Bon, c'est classique, les semaines avant Cannes, c'est marée basse. Peu emballé par "L'Ecole des dragueurs" ou "Steppin", je me suis dit pourquoi pas un Wu Xia Pian à la sauce wasabi ? Les extraits me laissaient espérer un version nipponne de "Tigres et Dragons" ou "Le Secret des poignards volants", d'autant plus au vu de l'air de ressemblance entre Yukie Nagama et Zhang Ziyi. Las ! Oscillant entre le ridicule et le grandguignolesque, "Shinobi" souffre en plus d'une narration confuse qui m'a rappelé le premier manga que j'avais lu à l'occidentale...
Dans les films chinois, le spectateur en arrive à trouver normal de voir les personnages marcher au sommet des bambous, tant la façon de filmer et de monter est fluide.
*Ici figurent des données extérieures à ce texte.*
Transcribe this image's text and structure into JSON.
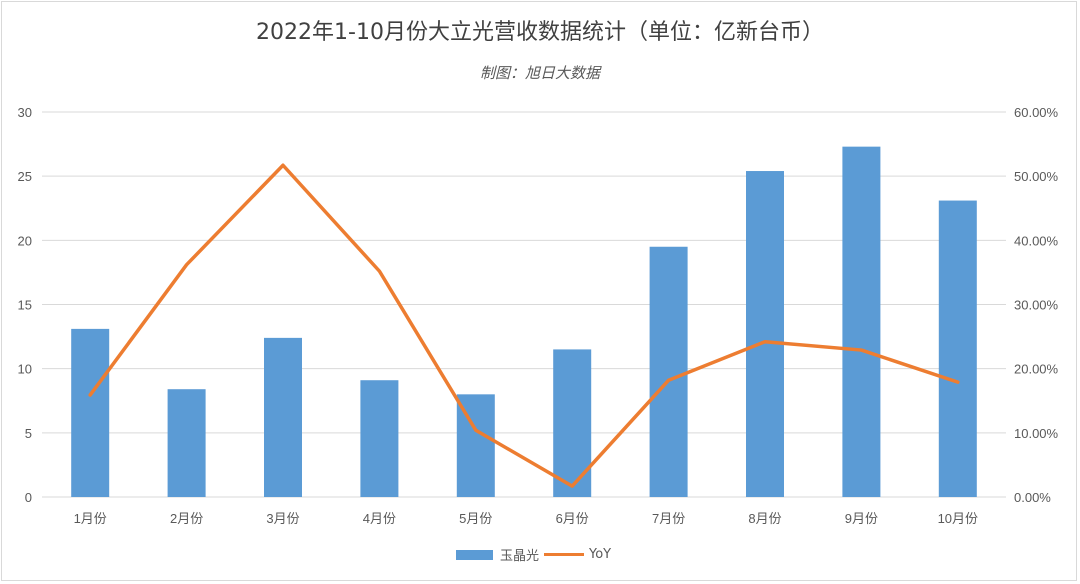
{
  "chart_data": {
    "type": "bar+line",
    "title": "2022年1-10月份大立光营收数据统计（单位：亿新台币）",
    "subtitle": "制图：旭日大数据",
    "categories": [
      "1月份",
      "2月份",
      "3月份",
      "4月份",
      "5月份",
      "6月份",
      "7月份",
      "8月份",
      "9月份",
      "10月份"
    ],
    "series": [
      {
        "name": "玉晶光",
        "type": "bar",
        "axis": "left",
        "color": "#5b9bd5",
        "values": [
          13.1,
          8.4,
          12.4,
          9.1,
          8.0,
          11.5,
          19.5,
          25.4,
          27.3,
          23.1
        ]
      },
      {
        "name": "YoY",
        "type": "line",
        "axis": "right",
        "color": "#ed7d31",
        "values": [
          0.159,
          0.362,
          0.517,
          0.352,
          0.104,
          0.017,
          0.182,
          0.242,
          0.229,
          0.179
        ]
      }
    ],
    "left_axis": {
      "ylim": [
        0,
        30
      ],
      "ticks": [
        "0",
        "5",
        "10",
        "15",
        "20",
        "25",
        "30"
      ]
    },
    "right_axis": {
      "ylim": [
        0,
        0.6
      ],
      "ticks": [
        "0.00%",
        "10.00%",
        "20.00%",
        "30.00%",
        "40.00%",
        "50.00%",
        "60.00%"
      ]
    },
    "grid": true,
    "legend_position": "bottom"
  }
}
Ici, on a l'impression de faire un saut en arrière, non pas au début du shôgunat, mais à l'époque du Club Dorothée et de ses séries cucultes, "Bioman" ou les "Power Rangers". Mêmes personnages grotesques (la palme à la "femme au souffle de poisson", au pays du sushi, ça fait peur, juste devant celle qui se bat à coups de papillons), mêmes déplacements "Oh, il est plus là !!! Ah ben tiens, il est là-haut !!!", même image plate, mal éclairée, avec des erreurs de filtres qui sautent aux yeux.
On est loin aussi de "Ran" ou de "Kagemusha", dont on n'a emprunté que quelques armures ; l'histoire est tirée d'un roman de 1958 de Futaro Yamada, qui lui même a été adapté dans le manga "Basilisk", auquel Shimoyama a été assez fidèle, notamment du point de vue graphique. Cela nous donne des personnages bien plus révélateurs du Japon d'aujourd'hui que de celui de la période d'Edo, à commencer par Gennosuke coiffé comme Jackie Quartz, ou Tenzen avec son look de joueur de heavy metal.
Je ne peux décemment dénoncer la niaiserie des Marvels Comics avec leur Surfeur d'Argent et leurs 4 Fantastiques, et m'extasier devant des histoires toutes aussi ineptes de ninjas cracheurs de flêches ou de guerrière au regard qui tue. "Shinobi" illustre une nouvelle fois combien les effets spéciaux peuvent devenir gênants quand ils ne sont pas au service d'une véritable narration. Ultra-japonais en apparence, ce film est en réalité une manifestation du nivellement et de la mondialisation du cinéma qui produit le même genre de marchandises filmiques aux quatre coins du globe. Mieux vaut aller voir un bon vieux Kitano ou même "Kamikaze Girl" pour avoir un regard réellement dépaysant et original sur le cinéma nippon d'aujourd'hui.